Çok değil, daha yirmi yıl öncesine kadar böyleydi durumu ülkem Kürdistan’ın. Artık havasını bir başka soluyor, insanlık. Şimdilerde adını kimse unutturamıyor, tüm zorbalığına rağmen. Neydi gözleri üzerine çeken, yürekleri kendine bağlayan güzelliğin? Neydi mırıldandığın melodi, insanlığı cezbeden, kendisine çağıran? Biz de herkes gibi duymuştuk melodini, keşfedilmeyen zor, ama zor olduğu kadar kolay, yalın ve sade notalarla mırıldandığın melodiyi. Bin yılların yükünü taşımaya, acılarını paylaşmaya çağıran sesinde tüyleri diken diken eden bir gariplik vardı. Kimileri kulağını kapatmak istedi, çünkü bu melodide tarifsiz duygularla, güzelliklerle kardeş olan acılar ve zorluklar yükseliyordu. Nereden bileceklerdi ki acılar, zorluklar tanıştıracaktı güzellikleri insanlığa.
Sizlere; Kürdistan’ın özgürlüğe çağıran sesine kulak veren, çoğunun lise öğrencisi olduğu on sekiz kişinin hikayesini anlatacağız…

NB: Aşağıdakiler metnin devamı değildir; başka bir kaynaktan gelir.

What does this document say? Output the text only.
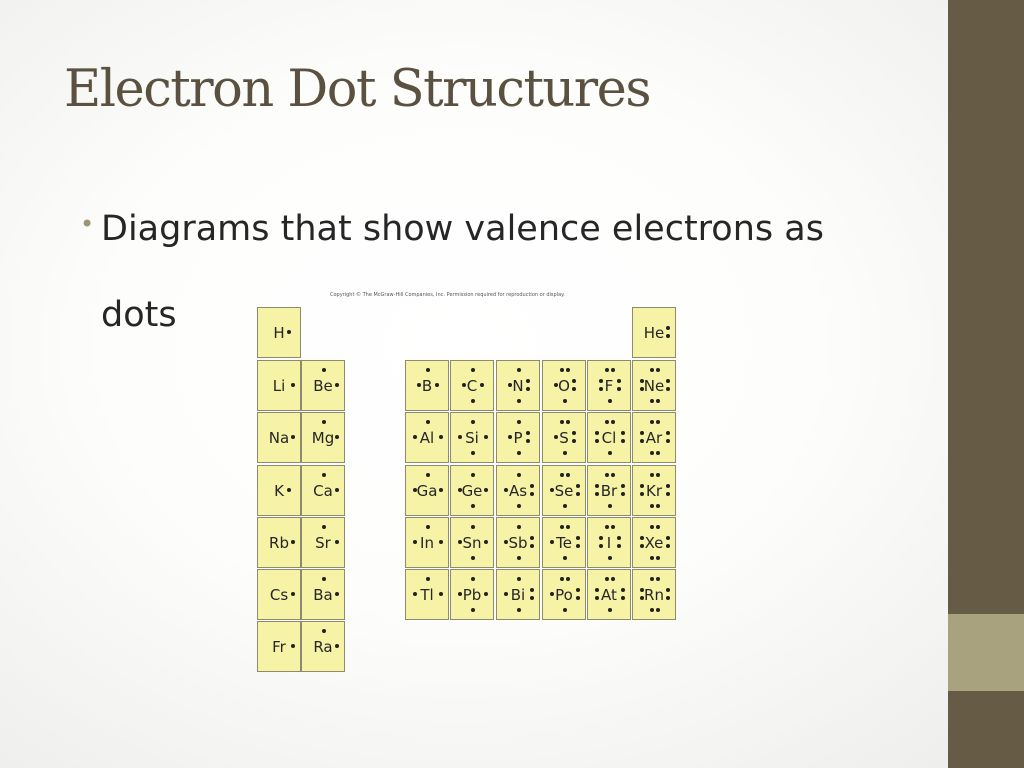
Electron Dot Structures
• Diagrams that show valence electrons as

dots	Copyright © The McGraw-Hill Companies, Inc. Permission required for reproduction or display.
H
Li
Na
K
Rb
Cs
Fr
Be
Mg
Ca
Sr
Ba
Ra
B
Al
Ga
In
Tl
C
Si
Ge
Sn
Pb
N
P
As
Sb
Bi
O
S
Se
Te
Po
F
Cl
Br
I
At
He
Ne
Ar
Kr
Xe
Rn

1992’nin baharıydı. Bir başkadır ülkem Kürdistan’da bahar. Sevdanın, bereketin, umudun ve yeniden doğuşun adıdır. Köleliğe inat bahara yeniden filiz verir özgürlüğe, başkaldırıya susayan umutlar. O umut ki, tüm parçalanmışlığa rağmen bitmedi, bitmeyecek. Kawa’nın örsünde çelikleştirilen umut, bin yıllar sonra kleş oldu gerillanın elinde.

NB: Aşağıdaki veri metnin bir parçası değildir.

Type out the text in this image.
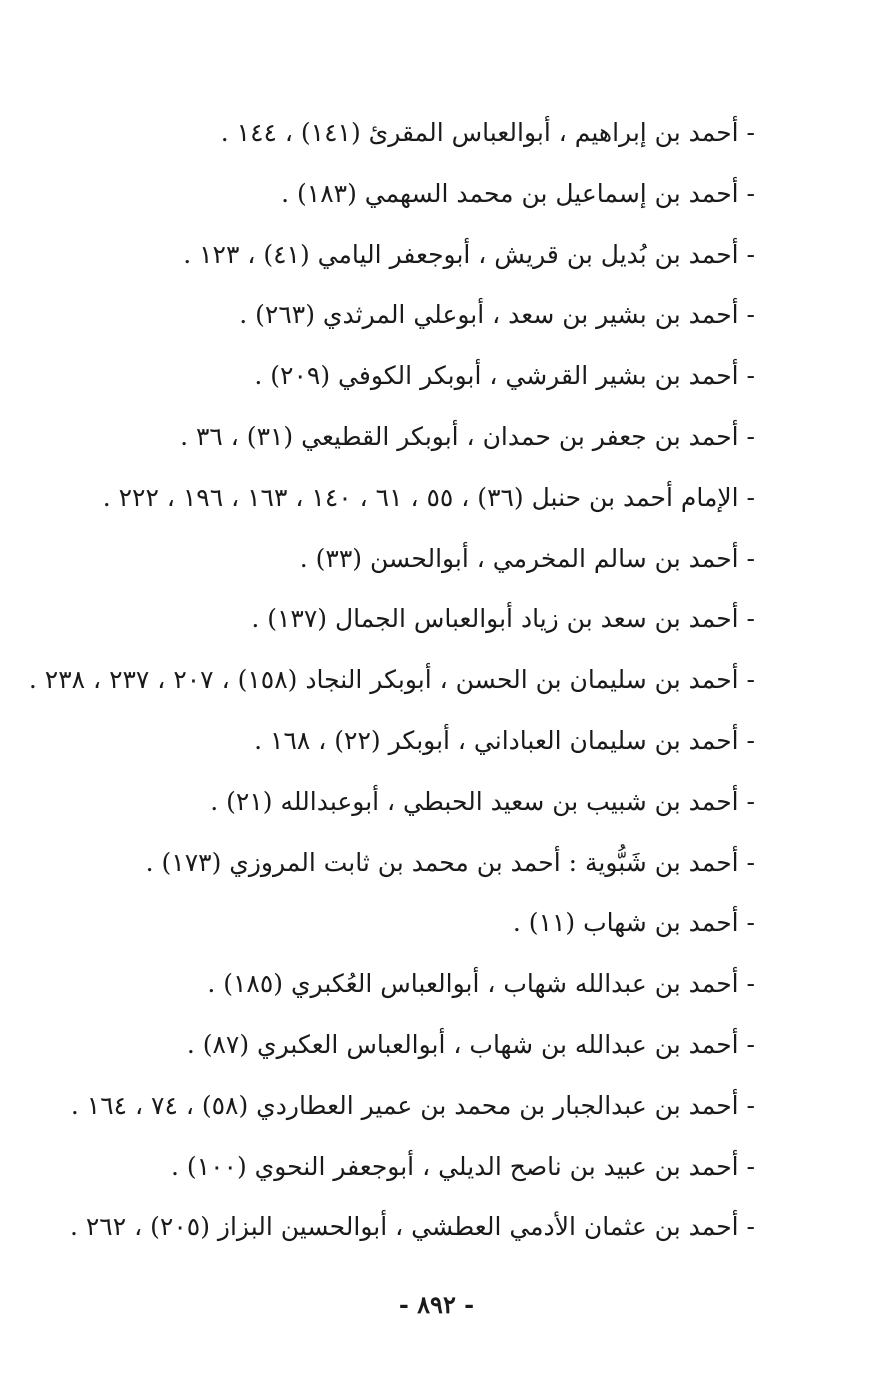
- أحمد بن إبراهيم ، أبوالعباس المقرئ (١٤١) ، ١٤٤ .
- أحمد بن إسماعيل بن محمد السهمي (١٨٣) .
- أحمد بن بُديل بن قريش ، أبوجعفر اليامي (٤١) ، ١٢٣ .
- أحمد بن بشير بن سعد ، أبوعلي المرثدي (٢٦٣) .
- أحمد بن بشير القرشي ، أبوبكر الكوفي (٢٠٩) .
- أحمد بن جعفر بن حمدان ، أبوبكر القطيعي (٣١) ، ٣٦ .
- الإمام أحمد بن حنبل (٣٦) ، ٥٥ ، ٦١ ، ١٤٠ ، ١٦٣ ، ١٩٦ ، ٢٢٢ .
- أحمد بن سالم المخرمي ، أبوالحسن (٣٣) .
- أحمد بن سعد بن زياد أبوالعباس الجمال (١٣٧) .
- أحمد بن سليمان بن الحسن ، أبوبكر النجاد (١٥٨) ، ٢٠٧ ، ٢٣٧ ، ٢٣٨ .
- أحمد بن سليمان العباداني ، أبوبكر (٢٢) ، ١٦٨ .
- أحمد بن شبيب بن سعيد الحبطي ، أبوعبدالله (٢١) .
- أحمد بن شَبُّوية : أحمد بن محمد بن ثابت المروزي (١٧٣) .
- أحمد بن شهاب (١١) .
- أحمد بن عبدالله شهاب ، أبوالعباس العُكبري (١٨٥) .
- أحمد بن عبدالله بن شهاب ، أبوالعباس العكبري (٨٧) .
- أحمد بن عبدالجبار بن محمد بن عمير العطاردي (٥٨) ، ٧٤ ، ١٦٤ .
- أحمد بن عبيد بن ناصح الديلي ، أبوجعفر النحوي (١٠٠) .
- أحمد بن عثمان الأدمي العطشي ، أبوالحسين البزاز (٢٠٥) ، ٢٦٢ .
- ٨٩٢ -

Baharda ilk önce kardelenlerle başlar doğanın canlanışı, beyaz ipeksi yaprakları güneşi selamlar her sabah, umudun öncüsünü selamladığı gibi. Eriyen kar suları, Dicle’ye, Aras’a, Murat’a karışmak için yol arar kayalıkların arasından, bazen de yırtar toprağı, kavuşur ulaşmak istediği yere. Bir başka güzellik katar kuşların cıvıltısı doğaya. Coşturur duyguları, çağırır sınırsız gökyüzüne, çünkü gökyüzüne tel örgüler çekilmemiştir. Onun içindir, birçok insan uçmayı hayal etmiştir, özgür olabilmek için. Ya ağaçlar, yüzyıllık gövdeleriyle nelere, nelere tanıklık etmişlerdir. Kim diyebilir ki, onlar da ağlamadı Kürdün, Kürdistan’ın haline. Kimi zaman sapan olmuş yoksulun elinde, şimdilerde dipçik olmuş gerillanın omzunda, mekan olmuş özgürlük savaşçılarına. Onlar da yemyeşil yapraklarını açarak, selamlar baharı. Bir de bir de yiğitlerin namlusundan çıkan kurşunların sesi müjdeler baharın geldiğini.

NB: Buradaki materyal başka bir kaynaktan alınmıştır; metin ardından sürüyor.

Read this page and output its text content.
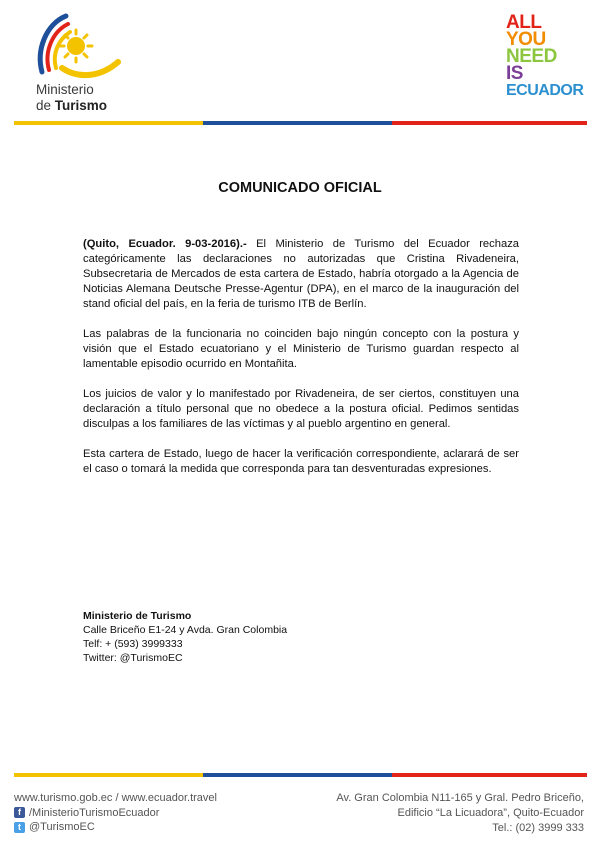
Ministerio
de Turismo
ALL
YOU
NEED
IS
ECUADOR
COMUNICADO OFICIAL

(Quito, Ecuador. 9-03-2016).- El Ministerio de Turismo del Ecuador rechaza categóricamente las declaraciones no autorizadas que Cristina Rivadeneira, Subsecretaria de Mercados de esta cartera de Estado, habría otorgado a la Agencia de Noticias Alemana Deutsche Presse-Agentur (DPA), en el marco de la inauguración del stand oficial del país, en la feria de turismo ITB de Berlín.

Las palabras de la funcionaria no coinciden bajo ningún concepto con la postura y visión que el Estado ecuatoriano y el Ministerio de Turismo guardan respecto al lamentable episodio ocurrido en Montañita.

Los juicios de valor y lo manifestado por Rivadeneira, de ser ciertos, constituyen una declaración a título personal que no obedece a la postura oficial. Pedimos sentidas disculpas a los familiares de las víctimas y al pueblo argentino en general.

Esta cartera de Estado, luego de hacer la verificación correspondiente, aclarará de ser el caso o tomará la medida que corresponda para tan desventuradas expresiones.

Ministerio de Turismo
Calle Briceño E1-24 y Avda. Gran Colombia
Telf: + (593) 3999333
Twitter: @TurismoEC
www.turismo.gob.ec / www.ecuador.travel
f /MinisterioTurismoEcuador
t @TurismoEC
Av. Gran Colombia N11-165 y Gral. Pedro Briceño,
Edificio “La Licuadora”, Quito-Ecuador
Tel.: (02) 3999 333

İşte böyle bir baharda, küçük, şirin bir ilçede başladı on sekizlerin hikayesi. Hepsi de genç, hepsi de bahar gibi canlı, sıcak, sımsıcak kanlıydı.
Kuru soğuk yerini sıcak günlere bırakmaya can atıyordu. Havaların ısınması, insanların umutlarını, özlemlerini ve inançlarını da canlandırmış, Munzur gibi çağlayan umutlar, şehitlerine ses olmaya koşuyordu. Alev alev yanıyordu ülkem Kürdistan, Halepçe’den Amed’e, oradan Serhat’a kadar. Bu alevler, içinde insanlığın zerresini taşıyanlara çağrı oluyordu. Göklere kadar yükselen ateşin sıcaklığı şüphesiz en çok gençliğin içini ısıtmıştı.
Düzenin sunduğu sahte yaşam tek ilgi alanları olan gençlerin, artık başka başka arayışları doğuyor, kendi içlerinde büyük bir doyumsuzluğu yaşıyorlardı. Alev alev yanan gözler merakla bir şeyleri, birilerini bekliyordu. Neydi aranan, neydi bu şey? Önce kulaktan kulağa fısıldandı kahramanlıklar ve destanlar yazan özgürlük savaşçıları. Sonra açıktan açığa sahiplenmek bir gurur oldu. Gerilla diyorlardı onlara, en çok da Apocular.